Find the critical value za/2 that corresponds to the given confidence level.
96%
za/2=
2.05
To find the critical value za/2 for a given confidence level, you can use a standard normal distribution table or a calculator.
For a 96% confidence level, we need to find the value of za/2 such that the area to the right of za/2 (in the upper tail) is 0.04. Since the distribution is symmetric, the area to the left of za/2 (in the lower tail) is also 0.04.
Using a standard normal distribution table, we can look up the closest value to 0.04 or 0.96 (1 - 0.04).
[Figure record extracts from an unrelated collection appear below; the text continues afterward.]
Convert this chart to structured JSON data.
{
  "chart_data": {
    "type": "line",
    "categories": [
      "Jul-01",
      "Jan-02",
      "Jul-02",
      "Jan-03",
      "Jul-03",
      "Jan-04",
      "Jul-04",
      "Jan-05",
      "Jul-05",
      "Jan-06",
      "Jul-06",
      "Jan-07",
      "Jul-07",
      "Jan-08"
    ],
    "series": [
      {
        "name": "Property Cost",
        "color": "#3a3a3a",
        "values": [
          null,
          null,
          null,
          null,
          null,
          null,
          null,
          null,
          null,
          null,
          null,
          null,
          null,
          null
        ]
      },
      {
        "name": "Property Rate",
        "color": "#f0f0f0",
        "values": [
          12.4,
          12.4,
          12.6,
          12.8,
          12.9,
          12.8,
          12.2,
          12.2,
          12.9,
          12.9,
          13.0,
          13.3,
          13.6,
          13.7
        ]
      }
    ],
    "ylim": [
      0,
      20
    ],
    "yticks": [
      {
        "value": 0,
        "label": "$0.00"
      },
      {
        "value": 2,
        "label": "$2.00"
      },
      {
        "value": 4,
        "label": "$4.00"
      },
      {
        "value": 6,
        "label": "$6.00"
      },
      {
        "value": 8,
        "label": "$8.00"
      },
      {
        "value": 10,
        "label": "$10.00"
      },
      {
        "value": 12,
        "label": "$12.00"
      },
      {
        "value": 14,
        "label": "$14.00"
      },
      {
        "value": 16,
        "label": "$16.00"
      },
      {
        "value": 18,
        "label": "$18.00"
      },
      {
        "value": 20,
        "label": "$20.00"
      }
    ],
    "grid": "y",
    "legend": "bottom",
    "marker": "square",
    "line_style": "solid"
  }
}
The closest value is 0.9599, which corresponds to a z-score of approximately 1.75.
Therefore, the critical value za/2 for a 96% confidence level is approximately 1.75.
To find the critical value za/2 that corresponds to a given confidence level, you can use a standard normal distribution table or a calculator such as a z-table.
For a confidence level of 96%, we need to find the area in the tails that is not included.
Since the total area under the standard normal curve is 1, and we want a confidence level of 96%, the remaining area in the tails is (100% - 96%) = 4%.
Since the area is divided equally into the two tails, each tail has an area of 4%/2 = 2%.
Now, we need to find the z-value that corresponds to an area of 2% in the tail.
Using a standard normal distribution table or a z-table, find the z-value that corresponds to an area of 0.02 in the right tail (since we are looking for a critical value in the right tail).
The z-value you find will be the critical value za/2 that corresponds to the given confidence level.
Please note that the z-value may vary depending on the level of precision required and the specific table or calculator used.